Pour répondre aux chrétiens déroutés et aux païens suspicieux, saint Augustin (354-430) écrit plusieurs sermons. Alors évêque d'Hippone, dans la province d'Afrique, il n'a pas assisté au sac, mais il a entendu les récits des réfugiés italiens.
"Rome ne périt pas si les Romains ne périssent pas. Les Romains ne périront pas s'ils louent Dieu. Ils périront s'ils blasphèment. Rome, ce sont les Romains."

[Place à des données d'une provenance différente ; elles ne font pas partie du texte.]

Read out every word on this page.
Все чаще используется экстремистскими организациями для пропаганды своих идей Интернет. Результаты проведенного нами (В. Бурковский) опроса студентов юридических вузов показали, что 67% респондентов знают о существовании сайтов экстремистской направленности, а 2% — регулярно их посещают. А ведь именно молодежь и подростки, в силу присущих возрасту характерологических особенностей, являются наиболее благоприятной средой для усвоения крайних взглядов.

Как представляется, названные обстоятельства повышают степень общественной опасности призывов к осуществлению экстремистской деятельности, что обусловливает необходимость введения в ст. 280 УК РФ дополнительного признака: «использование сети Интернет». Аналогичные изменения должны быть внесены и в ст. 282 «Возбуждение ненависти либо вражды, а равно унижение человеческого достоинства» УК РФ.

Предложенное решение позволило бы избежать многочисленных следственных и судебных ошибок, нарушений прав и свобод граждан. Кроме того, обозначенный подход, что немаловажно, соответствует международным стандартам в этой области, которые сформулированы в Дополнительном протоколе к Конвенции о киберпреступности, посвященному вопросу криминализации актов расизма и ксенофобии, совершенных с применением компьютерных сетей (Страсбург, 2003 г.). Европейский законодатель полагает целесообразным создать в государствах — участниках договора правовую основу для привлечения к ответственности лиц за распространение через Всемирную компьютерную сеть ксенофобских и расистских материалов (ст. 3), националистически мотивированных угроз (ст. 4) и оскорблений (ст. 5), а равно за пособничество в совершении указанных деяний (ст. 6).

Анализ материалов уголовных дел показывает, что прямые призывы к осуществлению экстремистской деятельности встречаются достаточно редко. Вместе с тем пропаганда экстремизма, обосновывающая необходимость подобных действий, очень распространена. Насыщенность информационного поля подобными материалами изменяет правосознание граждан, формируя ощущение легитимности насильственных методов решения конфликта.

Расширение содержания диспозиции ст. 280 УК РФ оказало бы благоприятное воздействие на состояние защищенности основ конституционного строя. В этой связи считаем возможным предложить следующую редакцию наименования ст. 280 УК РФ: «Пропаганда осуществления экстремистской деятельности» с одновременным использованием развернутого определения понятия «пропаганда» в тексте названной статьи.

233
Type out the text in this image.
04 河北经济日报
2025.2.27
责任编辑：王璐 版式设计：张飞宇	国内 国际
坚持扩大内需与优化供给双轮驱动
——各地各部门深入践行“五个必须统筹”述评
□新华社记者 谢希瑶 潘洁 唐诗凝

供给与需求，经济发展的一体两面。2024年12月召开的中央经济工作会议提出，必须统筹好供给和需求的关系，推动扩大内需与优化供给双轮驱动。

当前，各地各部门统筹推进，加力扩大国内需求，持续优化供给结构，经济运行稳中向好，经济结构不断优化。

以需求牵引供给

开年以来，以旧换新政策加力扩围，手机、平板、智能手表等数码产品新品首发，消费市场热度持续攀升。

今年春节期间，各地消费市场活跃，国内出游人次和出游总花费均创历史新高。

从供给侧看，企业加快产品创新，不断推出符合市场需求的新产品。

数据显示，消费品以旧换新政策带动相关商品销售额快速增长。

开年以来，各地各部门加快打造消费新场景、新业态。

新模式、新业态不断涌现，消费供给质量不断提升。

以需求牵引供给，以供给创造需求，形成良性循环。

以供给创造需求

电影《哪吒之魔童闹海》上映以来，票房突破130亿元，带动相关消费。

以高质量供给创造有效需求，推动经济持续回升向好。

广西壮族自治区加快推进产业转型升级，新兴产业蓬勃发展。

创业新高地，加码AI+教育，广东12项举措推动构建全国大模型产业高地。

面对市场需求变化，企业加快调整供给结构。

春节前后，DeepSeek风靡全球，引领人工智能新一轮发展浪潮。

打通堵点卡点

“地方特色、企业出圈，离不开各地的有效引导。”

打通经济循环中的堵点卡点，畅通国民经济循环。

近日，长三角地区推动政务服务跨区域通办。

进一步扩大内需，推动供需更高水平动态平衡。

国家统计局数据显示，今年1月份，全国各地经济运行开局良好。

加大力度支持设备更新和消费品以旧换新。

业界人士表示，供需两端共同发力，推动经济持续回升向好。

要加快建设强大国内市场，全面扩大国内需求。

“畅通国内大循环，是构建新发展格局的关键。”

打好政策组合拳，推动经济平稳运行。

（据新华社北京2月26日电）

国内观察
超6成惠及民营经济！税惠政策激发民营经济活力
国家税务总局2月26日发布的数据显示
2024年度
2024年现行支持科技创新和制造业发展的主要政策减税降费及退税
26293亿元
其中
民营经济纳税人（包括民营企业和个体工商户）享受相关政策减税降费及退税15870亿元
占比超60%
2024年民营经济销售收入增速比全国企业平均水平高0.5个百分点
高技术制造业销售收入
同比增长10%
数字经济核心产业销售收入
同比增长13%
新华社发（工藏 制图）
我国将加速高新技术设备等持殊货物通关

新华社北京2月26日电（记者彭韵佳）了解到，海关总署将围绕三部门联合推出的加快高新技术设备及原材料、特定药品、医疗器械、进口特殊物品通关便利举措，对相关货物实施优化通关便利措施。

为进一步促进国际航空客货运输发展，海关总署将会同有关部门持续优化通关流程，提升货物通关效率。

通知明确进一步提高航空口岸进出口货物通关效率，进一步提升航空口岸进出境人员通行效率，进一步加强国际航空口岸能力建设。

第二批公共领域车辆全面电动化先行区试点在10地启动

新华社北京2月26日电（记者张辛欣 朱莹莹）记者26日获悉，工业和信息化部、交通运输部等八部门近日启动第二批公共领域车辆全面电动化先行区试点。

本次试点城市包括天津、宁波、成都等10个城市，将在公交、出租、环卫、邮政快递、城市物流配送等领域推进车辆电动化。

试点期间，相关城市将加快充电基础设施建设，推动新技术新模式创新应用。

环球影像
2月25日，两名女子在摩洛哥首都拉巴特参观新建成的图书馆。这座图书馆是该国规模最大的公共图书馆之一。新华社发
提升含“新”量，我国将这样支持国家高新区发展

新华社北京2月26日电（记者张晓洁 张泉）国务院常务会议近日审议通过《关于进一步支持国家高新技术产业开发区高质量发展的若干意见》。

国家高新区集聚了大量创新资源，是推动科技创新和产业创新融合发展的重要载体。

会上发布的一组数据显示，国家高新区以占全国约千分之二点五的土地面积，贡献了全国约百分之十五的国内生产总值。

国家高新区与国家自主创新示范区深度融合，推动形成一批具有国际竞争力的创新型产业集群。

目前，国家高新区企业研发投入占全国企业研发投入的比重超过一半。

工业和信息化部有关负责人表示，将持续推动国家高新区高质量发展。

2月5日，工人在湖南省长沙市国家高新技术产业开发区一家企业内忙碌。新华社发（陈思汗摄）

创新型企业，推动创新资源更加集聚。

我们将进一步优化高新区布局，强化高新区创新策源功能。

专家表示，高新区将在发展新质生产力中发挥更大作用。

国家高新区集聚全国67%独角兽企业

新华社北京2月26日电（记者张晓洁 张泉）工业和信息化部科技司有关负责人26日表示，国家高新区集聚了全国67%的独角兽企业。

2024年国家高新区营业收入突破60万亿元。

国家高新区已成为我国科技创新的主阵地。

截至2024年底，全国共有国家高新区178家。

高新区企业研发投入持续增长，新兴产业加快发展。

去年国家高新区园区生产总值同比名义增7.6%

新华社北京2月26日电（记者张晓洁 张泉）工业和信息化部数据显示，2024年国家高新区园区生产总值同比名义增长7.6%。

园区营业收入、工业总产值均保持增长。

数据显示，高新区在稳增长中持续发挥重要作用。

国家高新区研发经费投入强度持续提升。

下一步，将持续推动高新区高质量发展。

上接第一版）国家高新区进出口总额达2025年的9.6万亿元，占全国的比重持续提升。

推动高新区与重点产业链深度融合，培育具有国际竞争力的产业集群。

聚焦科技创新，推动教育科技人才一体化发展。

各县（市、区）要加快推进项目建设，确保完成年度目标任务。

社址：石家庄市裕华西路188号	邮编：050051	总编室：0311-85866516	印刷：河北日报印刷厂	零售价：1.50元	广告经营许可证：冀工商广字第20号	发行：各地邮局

Après avoir remis les choses ans leur ordre d'importance, Augustin encourage les chrétiens d'Hippone à se montrer charitables envers les réfugiés. Nous vous le demandons, nous vous en supplions, nous vous y exhortons, soyez doux. Ayez de la compassion pour ceux qui souffrent, prenez soin des victimes.
(extraits d'un article de Christine Mo Costabella, in L'Écho Magazine, 12 décembre 2019)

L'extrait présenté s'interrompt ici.